7. Premières tensions estivales


Avant même que tous les vacanciers ne soient rentrés dans le bungalow G4, Kilian s'était jeté et affalé sur le lit qu'il occupait l'année précédente, le nez dans l'oreiller. Sans surprise, les autres habitués firent de même. Assis sur son sommier, Aaron avait une vue plongeante sur le blondinet, situé à quatre-vingt-dix degrés sur sa droite. À côté de lui, Lucas et Thomas prirent immédiatement place.

« Hep, Arthur, ici ! »

Inconsciemment, Kilian souhaitait que tout soit presque identique à l'année passée. Un rouquin en remplaçant facilement un autre, il invita chaleureusement son nouvel ami à récupérer le lit juste à côté du sien.

« Pourquoi tu me demandes de venir me foutre au fond juste sous la fenêtre ? Vous êtes bizarres les mecs, vous êtes tous rentrés en trombe juste pour choisir les lits les plus pouraves ! »

L'adolescent aux cheveux flamboyants n'avait pas vraiment tort. La partie la plus vaste du mobil-home ne semblait pas intéresser plus que ça ses camarades. Conséquence immédiate de ce drôle de choix, Guillaume récupéra le lit le plus proche de l'entrée, celui qui semblait offrir le plus d'espace et de commodité. Juste après les rejoignit José, leur nouveau moniteur qui possédait de longs cheveux gras et mal coiffés ainsi qu'une barbe de trois jours mal taillée et une haleine d'herbe et de tabac froid qui ne laissait aucun doute sur ce qu'il fumait à l'abri des regards indiscrets.

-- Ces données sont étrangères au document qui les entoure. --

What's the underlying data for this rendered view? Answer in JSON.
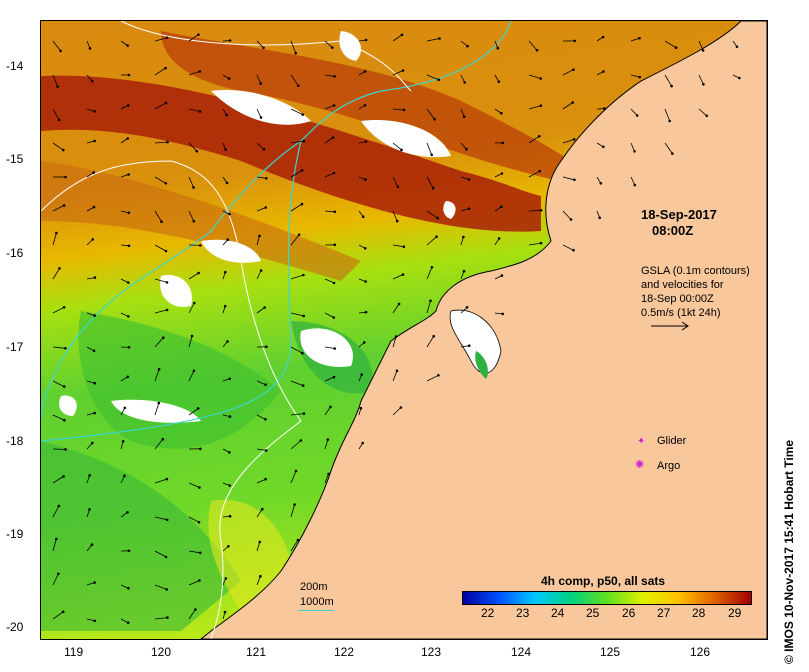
{
  "map": {
    "date": "18-Sep-2017",
    "time": "08:00Z",
    "gsla_lines": [
      "GSLA (0.1m contours)",
      "and velocities for",
      "18-Sep 00:00Z",
      "0.5m/s (1kt 24h)"
    ],
    "legend": {
      "glider_label": "Glider",
      "argo_label": "Argo",
      "glider_color": "#d020d0",
      "argo_color": "#d020d0"
    },
    "contours": {
      "c200_label": "200m",
      "c1000_label": "1000m",
      "c1000_color": "#3cd6d0"
    },
    "colorbar": {
      "title": "4h comp, p50, all sats",
      "ticks": [
        "22",
        "23",
        "24",
        "25",
        "26",
        "27",
        "28",
        "29"
      ],
      "colors": [
        "#0000a0",
        "#0050ff",
        "#00c8ff",
        "#00d080",
        "#60e020",
        "#e0f000",
        "#ffc000",
        "#e06000",
        "#a00000"
      ]
    },
    "credit": "© IMOS 10-Nov-2017 15:41 Hobart Time",
    "lat_ticks": [
      "-14",
      "-15",
      "-16",
      "-17",
      "-18",
      "-19",
      "-20"
    ],
    "lon_ticks": [
      "119",
      "120",
      "121",
      "122",
      "123",
      "124",
      "125",
      "126"
    ],
    "land_color": "#f8c79c"
  }
}
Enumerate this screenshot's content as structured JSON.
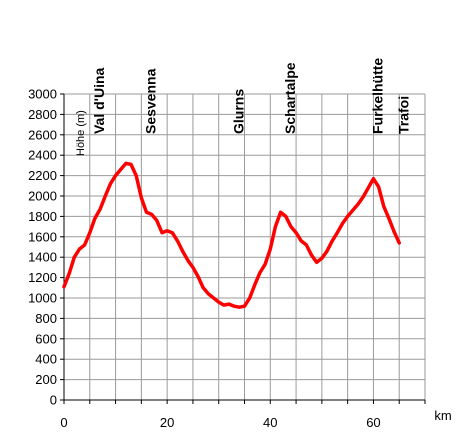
{
  "chart_data": {
    "type": "line",
    "title": "",
    "xlabel": "km",
    "ylabel": "Höhe (m)",
    "xlim": [
      0,
      70
    ],
    "ylim": [
      0,
      3000
    ],
    "x_ticks": [
      0,
      20,
      40,
      60
    ],
    "y_ticks": [
      0,
      200,
      400,
      600,
      800,
      1000,
      1200,
      1400,
      1600,
      1800,
      2000,
      2200,
      2400,
      2600,
      2800,
      3000
    ],
    "grid": true,
    "line_color": "#ff0000",
    "series": [
      {
        "x": [
          0,
          1,
          2,
          3,
          4,
          5,
          6,
          7,
          8,
          9,
          10,
          11,
          12,
          13,
          14,
          15,
          16,
          17,
          18,
          19,
          20,
          21,
          22,
          23,
          24,
          25,
          26,
          27,
          28,
          29,
          30,
          31,
          32,
          33,
          34,
          35,
          36,
          37,
          38,
          39,
          40,
          41,
          42,
          43,
          44,
          45,
          46,
          47,
          48,
          49,
          50,
          51,
          52,
          53,
          54,
          55,
          56,
          57,
          58,
          59,
          60,
          61,
          62,
          63,
          64,
          65
        ],
        "y": [
          1110,
          1240,
          1400,
          1480,
          1520,
          1640,
          1780,
          1870,
          2000,
          2120,
          2200,
          2260,
          2320,
          2310,
          2200,
          1980,
          1840,
          1820,
          1760,
          1640,
          1660,
          1640,
          1560,
          1460,
          1370,
          1300,
          1210,
          1100,
          1040,
          1000,
          960,
          930,
          940,
          920,
          910,
          920,
          1000,
          1130,
          1250,
          1330,
          1480,
          1700,
          1840,
          1800,
          1700,
          1640,
          1560,
          1520,
          1420,
          1350,
          1390,
          1460,
          1560,
          1640,
          1730,
          1800,
          1860,
          1920,
          1990,
          2080,
          2170,
          2090,
          1900,
          1780,
          1650,
          1540
        ]
      }
    ],
    "annotations": [
      {
        "text": "Val d'Uina",
        "x": 7
      },
      {
        "text": "Sesvenna",
        "x": 17
      },
      {
        "text": "Glurns",
        "x": 34
      },
      {
        "text": "Schartalpe",
        "x": 44
      },
      {
        "text": "Furkelhütte",
        "x": 61
      },
      {
        "text": "Trafoi",
        "x": 66
      }
    ]
  }
}
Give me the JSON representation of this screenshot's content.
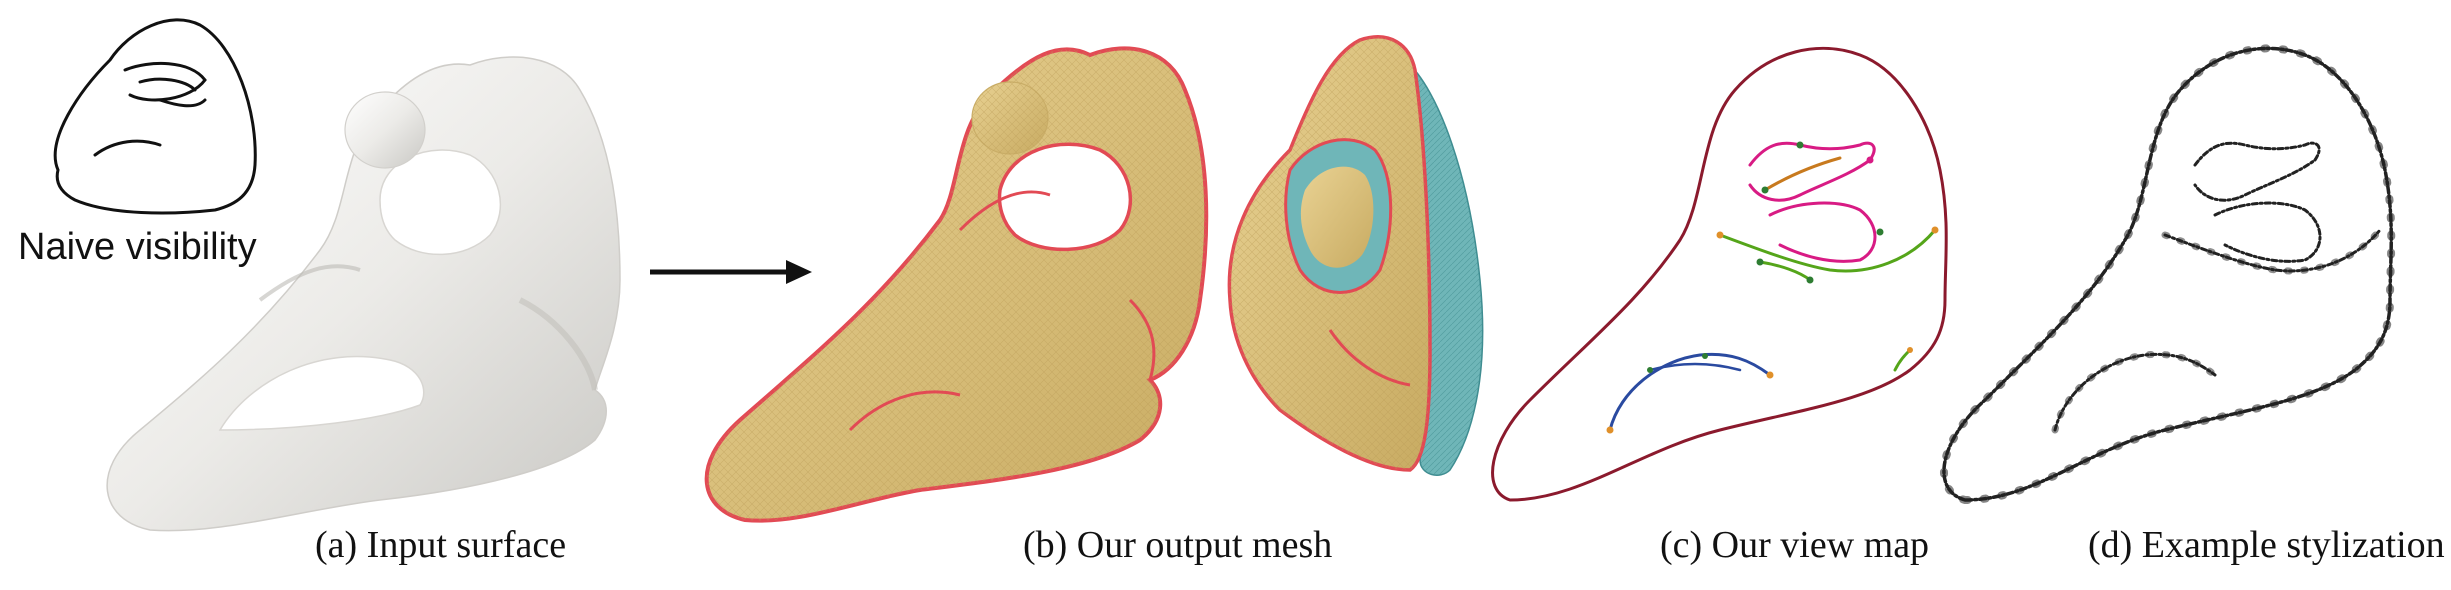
{
  "captions": {
    "a": "(a) Input surface",
    "b": "(b) Our output mesh",
    "c": "(c) Our view map",
    "d": "(d) Example stylization"
  },
  "inset_label": "Naive visibility",
  "colors": {
    "surface": "#e9e8e5",
    "mesh_front": "#dcc27f",
    "mesh_back": "#6fb6b8",
    "silhouette": "#e24a54",
    "viewmap_outline": "#8b1a2d",
    "viewmap_pink": "#d81b84",
    "viewmap_green": "#55a51a",
    "viewmap_blue": "#2a4aa0",
    "viewmap_orange": "#c87a1e",
    "ink": "#111111"
  }
}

« Salut les affreux. Mon nom, c'est José, et comme vous pouvez l'entendre à mon accent un peu prononcé, je viens du Sud. C'est moi qui vais m'occuper de vous. C'est ma première fois ici. Pour ceux qui étaient déjà là l'année dernière, Basile m'a parlé de ce que vous lui avez fait subir ! Je vous aurai à l'œil, à la première escarmouche, j'vous embroche et vous finirez à la place des saucisses sur la grille du barbecue ! Bref, posez vos affaires, et ensuite, visite du camp au pas de course ! »

Kilian s'effondra de fatigue sur son lit. La route lui avait mis le dos en compote et ce Marseillais semblait inintéressant au possible. De son côté, Aaron n'écoutait même pas et avait déjà commencé à défaire son sac, laissant Thomas et Lucas ricaner en se faisant des clins d'œil complices. Une petite voix fluette, cependant, vint troubler leurs rires. Un jeune adolescent qui faisait dans les treize ans leva timidement la main. Il possédait de grosses lunettes rondes qui magnifiaient son air niais, ainsi que des cheveux très clairs coiffés au bol qui ne lui rendaient pas forcément justice.

« Heu, et pour ceux qui n'étaient pas là l'année dernière, on risque aussi de finir grillés ? Non, parce que c'est pas ce que ma mère, elle m'a dit. Je suis pas d'accord, moi ! »

José soupira en regardant le plafond. Il comprenait ce qu'avait voulu dire Basile quand il lui avait parlé de ce groupe G4 comme celui des emmerdes et des cas sociaux. L'idée de réunir tous ceux qui pouvaient potentiellement poser problème dans la même chambre pour mieux les contrôler était une vieille tradition à Sport & Fun que le nouveau directeur n'avait pas voulu rompre, même si elle était particulièrement stupide et inefficace. Mais avant même que le moniteur ne puisse répondre à son jeune vacancier, une voix de petite peste se fit entendre.

« Putain, mais il est fini à la pisse celui-là ! Tu t'appelles comment, ducon ? »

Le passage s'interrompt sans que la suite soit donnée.